Except once again she outwitted me, she leapt up and stood on the railing. And as I drew nearer, preparing to make my lunge, still with no sign of recognition or understanding of what she would do next, of what she would have to do next, I fancy I saw her eyes flash – her eyes, not the kitten’s, and that was the last time I saw her.
Everything crashed in upon me in the few seconds it took the little ginger ball to shoot down seven storeys: who was actually falling down, what I had lost forever. I screamed her name in terror and my heart stopped for an entire lifetime before I realised she hadn’t quite fallen. There was no smashed mess on the courtyard; somehow she was lying suspended just above it.
Someone else shouted ‘the spider’, and then I noticed. It was a giant black creature hanging right in the middle of the emptiness, and it had spun an invisible web to every corner of the second floor verandah. It was large even from that height, twice as large as the kitten which was lying still a few feet away from it. I shouted her name again and begged her to wait, that I was coming, that I was sorry, and I had now understood everything. Just to wait until I ran down, just hold on and trust me, and we would see this through together. We would run away the moment I picked her up and never return to the area. She was right, I shouted, even now, no one else had seen anything.
I don’t know how much she could really hear of my reassurances, or how much she believed me, because I was speeding down the stairs as I screamed. Perhaps she would have held on if she’d heard everything; perhaps she thought it was all a ploy. But it wasn’t: my whole life had been about to shatter before me, I had pushed it myself over the edge and now only a miracle had saved it. I was running down flooded by tenderness; I was running down in absolute terror; I was running down full of love. Just her eyes kept pulsing before me, as she had stood on the railing. That, and the picture of her in the corner, so cowered she could only turn into a kitten. Now all I wanted was to hold that kitten – it seemed even if I never saw her again that all I needed to be happy was in that kitten.

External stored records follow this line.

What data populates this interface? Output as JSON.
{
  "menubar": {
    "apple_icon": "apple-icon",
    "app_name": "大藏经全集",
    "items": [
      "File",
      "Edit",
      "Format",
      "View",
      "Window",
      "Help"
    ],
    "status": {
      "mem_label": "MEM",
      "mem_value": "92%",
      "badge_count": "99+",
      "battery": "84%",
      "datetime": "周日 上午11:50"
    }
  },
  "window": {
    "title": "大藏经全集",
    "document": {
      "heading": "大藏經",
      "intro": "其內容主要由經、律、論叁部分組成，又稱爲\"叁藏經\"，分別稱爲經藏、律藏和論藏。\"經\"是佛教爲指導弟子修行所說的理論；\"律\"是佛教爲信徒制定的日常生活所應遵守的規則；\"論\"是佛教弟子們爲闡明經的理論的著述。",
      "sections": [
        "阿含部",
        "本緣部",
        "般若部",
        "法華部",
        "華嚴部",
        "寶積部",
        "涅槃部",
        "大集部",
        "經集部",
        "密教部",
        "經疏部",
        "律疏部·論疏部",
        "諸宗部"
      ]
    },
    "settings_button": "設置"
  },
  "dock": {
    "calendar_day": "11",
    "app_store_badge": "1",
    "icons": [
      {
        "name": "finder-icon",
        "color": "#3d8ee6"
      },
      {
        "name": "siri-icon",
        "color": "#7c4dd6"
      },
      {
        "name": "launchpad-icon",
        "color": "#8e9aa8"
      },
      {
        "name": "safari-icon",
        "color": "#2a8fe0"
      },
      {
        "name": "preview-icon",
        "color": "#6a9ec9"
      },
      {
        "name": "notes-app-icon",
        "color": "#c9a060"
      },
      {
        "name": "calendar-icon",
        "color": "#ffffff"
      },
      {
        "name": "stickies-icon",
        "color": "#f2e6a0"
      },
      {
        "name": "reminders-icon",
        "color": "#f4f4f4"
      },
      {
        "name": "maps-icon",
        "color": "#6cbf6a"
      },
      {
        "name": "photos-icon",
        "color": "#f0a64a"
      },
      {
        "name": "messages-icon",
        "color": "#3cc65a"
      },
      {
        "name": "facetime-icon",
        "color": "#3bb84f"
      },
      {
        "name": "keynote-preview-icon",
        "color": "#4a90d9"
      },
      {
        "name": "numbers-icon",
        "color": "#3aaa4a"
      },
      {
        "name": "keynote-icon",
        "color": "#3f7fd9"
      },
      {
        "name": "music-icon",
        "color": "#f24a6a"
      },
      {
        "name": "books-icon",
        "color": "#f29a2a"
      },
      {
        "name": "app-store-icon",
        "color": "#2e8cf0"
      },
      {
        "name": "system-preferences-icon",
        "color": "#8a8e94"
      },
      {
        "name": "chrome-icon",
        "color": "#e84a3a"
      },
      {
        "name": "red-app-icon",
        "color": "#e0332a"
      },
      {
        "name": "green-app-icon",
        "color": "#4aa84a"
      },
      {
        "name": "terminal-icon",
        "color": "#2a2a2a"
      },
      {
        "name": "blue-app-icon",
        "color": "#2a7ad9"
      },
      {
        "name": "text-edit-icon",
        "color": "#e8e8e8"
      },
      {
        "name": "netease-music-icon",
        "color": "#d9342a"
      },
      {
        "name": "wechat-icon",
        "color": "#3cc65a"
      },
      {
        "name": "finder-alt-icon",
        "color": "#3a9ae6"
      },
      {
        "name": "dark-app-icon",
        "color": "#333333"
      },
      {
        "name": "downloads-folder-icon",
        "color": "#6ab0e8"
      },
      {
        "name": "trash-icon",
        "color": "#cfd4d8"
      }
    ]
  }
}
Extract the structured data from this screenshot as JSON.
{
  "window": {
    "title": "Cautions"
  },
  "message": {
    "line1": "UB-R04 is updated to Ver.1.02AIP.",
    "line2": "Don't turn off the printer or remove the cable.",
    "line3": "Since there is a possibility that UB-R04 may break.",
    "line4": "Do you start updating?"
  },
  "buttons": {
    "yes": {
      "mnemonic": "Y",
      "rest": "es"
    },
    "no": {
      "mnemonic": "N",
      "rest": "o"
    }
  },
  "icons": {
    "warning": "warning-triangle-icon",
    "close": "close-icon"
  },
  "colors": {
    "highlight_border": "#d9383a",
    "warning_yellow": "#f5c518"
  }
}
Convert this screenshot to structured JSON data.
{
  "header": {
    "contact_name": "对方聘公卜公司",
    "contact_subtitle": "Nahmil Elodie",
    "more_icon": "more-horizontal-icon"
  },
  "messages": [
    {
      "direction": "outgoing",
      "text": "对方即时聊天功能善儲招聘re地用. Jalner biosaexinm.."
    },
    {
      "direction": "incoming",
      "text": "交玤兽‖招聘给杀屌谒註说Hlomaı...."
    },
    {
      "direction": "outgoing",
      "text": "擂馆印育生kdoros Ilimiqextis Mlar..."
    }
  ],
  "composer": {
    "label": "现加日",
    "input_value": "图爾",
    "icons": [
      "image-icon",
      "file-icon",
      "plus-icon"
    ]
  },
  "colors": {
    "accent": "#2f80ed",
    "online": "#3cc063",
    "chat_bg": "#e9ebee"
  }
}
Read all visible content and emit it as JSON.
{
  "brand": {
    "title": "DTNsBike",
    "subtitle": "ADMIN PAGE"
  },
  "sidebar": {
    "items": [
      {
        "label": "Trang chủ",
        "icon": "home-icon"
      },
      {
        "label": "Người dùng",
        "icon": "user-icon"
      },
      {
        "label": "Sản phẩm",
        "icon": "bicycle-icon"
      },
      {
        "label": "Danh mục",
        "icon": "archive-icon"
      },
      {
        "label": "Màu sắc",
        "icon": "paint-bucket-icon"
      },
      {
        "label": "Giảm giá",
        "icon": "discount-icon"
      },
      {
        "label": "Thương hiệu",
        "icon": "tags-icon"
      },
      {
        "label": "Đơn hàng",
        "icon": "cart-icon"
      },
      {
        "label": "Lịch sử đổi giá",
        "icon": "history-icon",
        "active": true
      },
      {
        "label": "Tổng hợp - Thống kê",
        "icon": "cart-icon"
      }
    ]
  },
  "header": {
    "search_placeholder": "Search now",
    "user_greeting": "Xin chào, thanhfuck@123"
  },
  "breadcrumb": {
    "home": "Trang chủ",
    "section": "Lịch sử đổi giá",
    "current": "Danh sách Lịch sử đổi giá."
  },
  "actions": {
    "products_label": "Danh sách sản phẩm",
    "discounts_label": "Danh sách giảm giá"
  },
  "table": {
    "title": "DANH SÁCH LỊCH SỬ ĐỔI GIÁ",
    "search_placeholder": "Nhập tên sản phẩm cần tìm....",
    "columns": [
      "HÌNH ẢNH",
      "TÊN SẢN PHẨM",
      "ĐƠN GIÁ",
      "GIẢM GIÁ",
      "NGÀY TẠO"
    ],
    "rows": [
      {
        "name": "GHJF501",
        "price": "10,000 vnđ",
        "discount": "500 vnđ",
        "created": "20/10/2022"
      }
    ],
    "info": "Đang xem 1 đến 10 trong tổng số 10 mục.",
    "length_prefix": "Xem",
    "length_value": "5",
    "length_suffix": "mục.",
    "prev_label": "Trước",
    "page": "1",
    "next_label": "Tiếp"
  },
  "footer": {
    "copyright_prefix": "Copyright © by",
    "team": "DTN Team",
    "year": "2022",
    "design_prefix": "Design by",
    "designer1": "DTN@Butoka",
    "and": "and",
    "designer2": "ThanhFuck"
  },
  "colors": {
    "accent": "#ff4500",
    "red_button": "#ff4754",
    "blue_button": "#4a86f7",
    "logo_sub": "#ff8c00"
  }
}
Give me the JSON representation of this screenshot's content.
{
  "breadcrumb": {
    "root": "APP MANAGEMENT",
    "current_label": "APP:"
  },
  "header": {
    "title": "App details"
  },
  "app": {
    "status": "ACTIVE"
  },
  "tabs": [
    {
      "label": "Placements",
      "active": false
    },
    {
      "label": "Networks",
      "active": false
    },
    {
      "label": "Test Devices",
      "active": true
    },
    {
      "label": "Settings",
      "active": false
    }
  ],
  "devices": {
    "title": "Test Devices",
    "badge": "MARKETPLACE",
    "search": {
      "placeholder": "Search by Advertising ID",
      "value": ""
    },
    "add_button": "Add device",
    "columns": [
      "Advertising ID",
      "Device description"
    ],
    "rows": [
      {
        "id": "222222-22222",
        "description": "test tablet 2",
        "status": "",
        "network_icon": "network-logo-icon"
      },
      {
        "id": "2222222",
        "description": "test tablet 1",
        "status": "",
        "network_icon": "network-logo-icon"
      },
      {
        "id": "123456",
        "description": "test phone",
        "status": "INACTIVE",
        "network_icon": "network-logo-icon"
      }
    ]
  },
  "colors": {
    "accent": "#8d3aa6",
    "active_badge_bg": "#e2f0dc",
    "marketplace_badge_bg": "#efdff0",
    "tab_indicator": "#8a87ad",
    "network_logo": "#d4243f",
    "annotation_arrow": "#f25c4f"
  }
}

The web gave way around the time I reached the second floor; I saw her last paw letting go when I looked out of the little window. She didn’t land on her feet as all cats are supposed to do, perhaps because this time she was only a kitten. There was no blood on the courtyard when I reached her, and for a second I continued hoping. But my hands felt wet the moment I picked her up, and then they both turned red.
I never knew whether the web collapsed from the strain of holding her, whether she fell through one of its holes, or whether she let go out of fear of my approaching. I don’t know if she heard those last words, if she realised I had changed completely, that I was ready to see us through anything, that I only and unconditionally loved her. I don’t know. What I can tell you is that the incident didn’t even go to the police, because no one had seen anything besides a raving man chasing a kitten. Everyone shunned me afterwards; they thought I had lost it out of worry for my missing woman.
Yes, the police did question me, but only about my missing woman. Not a single question about her uncle. That case was closed without any fuss, as a pure and provable accident. The only case that remains open is the one about my missing woman.
© Rajorshi Chakraborti
Pedro on Tue, 14th Aug 2012 5:02 am
Wow! Awesome photos! Love the fog cinmog off the river. These are truly worth turning around on the interstate and squeezing onto the shoulder. Great work!!!